Tuesday, August 18, 2009

Outside Looking In

Being alone inside my head is probably the scariest place to be right now.

One moment, I feel completely fine. "Normal". Acting my usual self, which is joking, laughing, playin around. Just when I feel like I'm ok and I'm moving on, not five minutes later, I'm breaking down crying. I'm angry. Pissed. Furious. And I'm humiliated and embarassed. I feel dirty and violated, which makes me even more furious.

Friday night/Saturday morning, I was raped by my ex boyfriend. And honestly, I feel like it's my fault. Yeah, yeah, everybody tells me it wasn't my fault. But I feel like it is. I feel like if I had only fought more, been more stern, used my gun, which was in the other room, on him. Anything. But really, I did nothing except tell him no over and over again. I was stern in my no's. I told him I didn't want to. I was sick. I wasn't in the mood. But he didn't listen and he kept doing it. I told him what he was doing hurt and I didn't want to do it, but he ignored me and kept doing it. I told him how pissed I was at him, even threatened to taze him, but all he did was laugh and say my no's meant yes. He didn't listen to me and he took what he wanted. At one point he got angry because I didn't want him to "finish". His anger scared me. I've seen him angry before.

Why didn't I fight? I don't know. Really. He was drunk. He was all over the place. He's a wrestler and is a lot stronger than me. Yeah, I've had training. But fuck training. How do you pull a gun on somebody that you once cared for so strongly? So all I did was push his face away, push him away and continued to say no.

I wasn't even going to turn it in. My friend did it for me. What sucks about this whole situation is not only do I feel all of what I feel now, I have to share it with people I work with. Granted, the county came out and is taking the report, to avoid getting my agency involved with my coworkers and friends. But still. I still know people who work for the county. I still see these people at training functions or meetings. These people know me and I know them. It's still even more humiliating. And I'm sure they're looking at me wondering why didn't I fight? How can she be so weak? I'm so very fucking weak.

And even going through all this and feeling all this, I then feel like it's not really happening to me. It's so weird. I think I feel like that most when I'm with the other cops/deputies or the detectives talking about the case or working on the case. I automatically switch into cop mode and try and think from a cop's perspective and review the crime scene and not feel the emotions. But even whlie I try and do that, it's clouded, because I'm still the victim. God I hate that word. Victim. Never would I think I'd be a victim again. Ever. Yet here I am. A Fucking Victim.

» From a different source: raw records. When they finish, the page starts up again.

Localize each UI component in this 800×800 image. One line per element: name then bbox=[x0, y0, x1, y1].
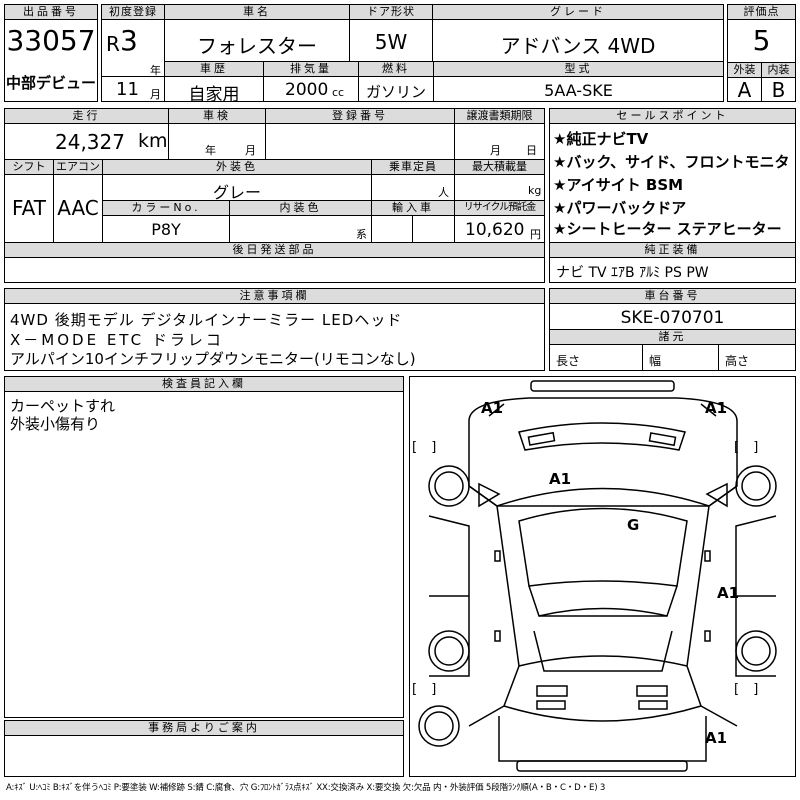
sales-item: ★純正ナビTV bbox=[553, 130, 649, 148]
notes-line: X－MODE ETC ドラレコ bbox=[10, 331, 224, 349]
ac: AAC bbox=[57, 196, 99, 220]
width-label: 幅 bbox=[649, 354, 662, 368]
history-label: 車歴 bbox=[164, 61, 264, 77]
score-label: 評価点 bbox=[727, 4, 796, 20]
notes-label: 注意事項欄 bbox=[4, 288, 545, 304]
first-reg-label: 初度登録 bbox=[101, 4, 165, 20]
displacement-label: 排気量 bbox=[263, 61, 359, 77]
year: 3 bbox=[120, 24, 138, 57]
month: 11 bbox=[116, 79, 139, 100]
inspector-label: 検査員記入欄 bbox=[4, 376, 404, 392]
damage-mark: A1 bbox=[717, 584, 740, 602]
ext-label: 外装 bbox=[727, 62, 762, 78]
month-unit: 月 bbox=[150, 88, 161, 101]
km-unit: km bbox=[138, 130, 168, 152]
fuel: ガソリン bbox=[365, 83, 426, 101]
door-type: 5W bbox=[374, 30, 408, 54]
damage-mark: A1 bbox=[705, 399, 728, 417]
transfer-month-unit: 月 bbox=[490, 144, 501, 157]
car-diagram bbox=[418, 380, 777, 772]
int-color-unit: 系 bbox=[356, 228, 367, 241]
color-no-label: カラーNo. bbox=[102, 200, 230, 216]
grade-label: グレード bbox=[432, 4, 724, 20]
sales-item: ★アイサイト BSM bbox=[553, 176, 684, 194]
cc-unit: cc bbox=[332, 86, 345, 99]
plate-label: 登録番号 bbox=[265, 108, 455, 124]
transfer-day-unit: 日 bbox=[526, 144, 537, 157]
notes-line: 4WD 後期モデル デジタルインナーミラー LEDヘッド bbox=[10, 311, 403, 329]
model-code: 5AA-SKE bbox=[544, 81, 613, 100]
color-no: P8Y bbox=[151, 220, 181, 239]
shift: FAT bbox=[11, 196, 46, 220]
damage-mark: A1 bbox=[481, 399, 504, 417]
history: 自家用 bbox=[188, 85, 240, 105]
sales-label: セールスポイント bbox=[549, 108, 796, 124]
capacity-unit: 人 bbox=[438, 186, 449, 199]
bracket-marker: [ ] bbox=[734, 682, 759, 697]
bracket-marker: [ ] bbox=[412, 682, 437, 697]
score: 5 bbox=[752, 24, 771, 57]
inspection-label: 車検 bbox=[168, 108, 266, 124]
sales-item: ★バック、サイド、フロントモニタ bbox=[553, 153, 790, 171]
notes-line: アルパイン10インチフリップダウンモニター(リモコンなし) bbox=[10, 350, 416, 368]
length-label: 長さ bbox=[556, 354, 581, 368]
car-name: フォレスター bbox=[197, 34, 317, 58]
int-color-label: 内装色 bbox=[229, 200, 372, 216]
genuine-label: 純正装備 bbox=[549, 242, 796, 258]
int-label: 内装 bbox=[761, 62, 796, 78]
ac-label: エアコン bbox=[53, 159, 103, 175]
bracket-marker: [ ] bbox=[734, 440, 759, 455]
yen-unit: 円 bbox=[530, 228, 541, 241]
door-label: ドア形状 bbox=[349, 4, 433, 20]
recycle-fee: 10,620 bbox=[465, 220, 525, 240]
damage-mark: A1 bbox=[705, 729, 728, 747]
damage-mark: A1 bbox=[549, 470, 572, 488]
grade: アドバンス 4WD bbox=[500, 34, 656, 58]
capacity-label: 乗車定員 bbox=[371, 159, 455, 175]
inspector-line: 外装小傷有り bbox=[10, 415, 101, 433]
displacement: 2000 bbox=[285, 80, 329, 100]
transfer-label: 譲渡書類期限 bbox=[454, 108, 545, 124]
max-load-label: 最大積載量 bbox=[454, 159, 545, 175]
recycle-label: リサイクル預託金 bbox=[454, 200, 545, 216]
inspection-year-unit: 年 bbox=[205, 144, 216, 157]
ext-color-label: 外装色 bbox=[102, 159, 372, 175]
model-label: 型式 bbox=[433, 61, 724, 77]
sales-item: ★シートヒーター ステアヒーター bbox=[553, 220, 782, 238]
debut-label: 中部デビュー bbox=[5, 74, 96, 92]
era: R bbox=[106, 32, 120, 56]
int-grade: B bbox=[771, 78, 786, 102]
max-load-unit: kg bbox=[528, 184, 542, 197]
lot-number: 33057 bbox=[6, 24, 96, 57]
lot-number-label: 出品番号 bbox=[4, 4, 98, 20]
later-parts-label: 後日発送部品 bbox=[4, 242, 545, 258]
import-label: 輸入車 bbox=[371, 200, 455, 216]
chassis-label: 車台番号 bbox=[549, 288, 796, 304]
height-label: 高さ bbox=[725, 354, 750, 368]
damage-mark: G bbox=[627, 516, 640, 534]
genuine-equipment: ナビ TV ｴｱB ｱﾙﾐ PS PW bbox=[556, 265, 709, 281]
ext-grade: A bbox=[737, 78, 752, 102]
fuel-label: 燃料 bbox=[358, 61, 434, 77]
inspection-month-unit: 月 bbox=[245, 144, 256, 157]
mileage: 24,327 bbox=[55, 130, 125, 154]
legend: A:ｷｽﾞ U:ﾍｺﾐ B:ｷｽﾞを伴うﾍｺﾐ P:要塗装 W:補修跡 S:錆 … bbox=[6, 783, 606, 793]
sales-item: ★パワーバックドア bbox=[553, 199, 687, 217]
chassis-number: SKE-070701 bbox=[620, 308, 725, 328]
car-name-label: 車名 bbox=[164, 4, 350, 20]
office-label: 事務局よりご案内 bbox=[4, 720, 404, 736]
mileage-label: 走行 bbox=[4, 108, 169, 124]
shift-label: シフト bbox=[4, 159, 54, 175]
dims-label: 諸元 bbox=[549, 329, 796, 345]
bracket-marker: [ ] bbox=[412, 440, 437, 455]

I'm so angry. I'm infuriated. I'm humiliated. I feel VIOLATED. This shit shouldn't happen to me. Not with everything I've already gone through. Not with now being a cop. How can I go through all this again? How do I deal with this shit? I'm so pissed.

I took the week off work. I thought I could've went back tonight. I thought I was ok. Then all of a sudden, out of nowhere, I started crying. How can a person cry so much? And so randomly? One moment I'm fine, next I'm drowning in my own tears. When will I be ok to go back to work? I seriously plan on going back on my Monday, which is Sunday. I still have to go to court this week (I've been subpoened to two court cases). I want my life to go back to normal. I want to have a fucking normal life.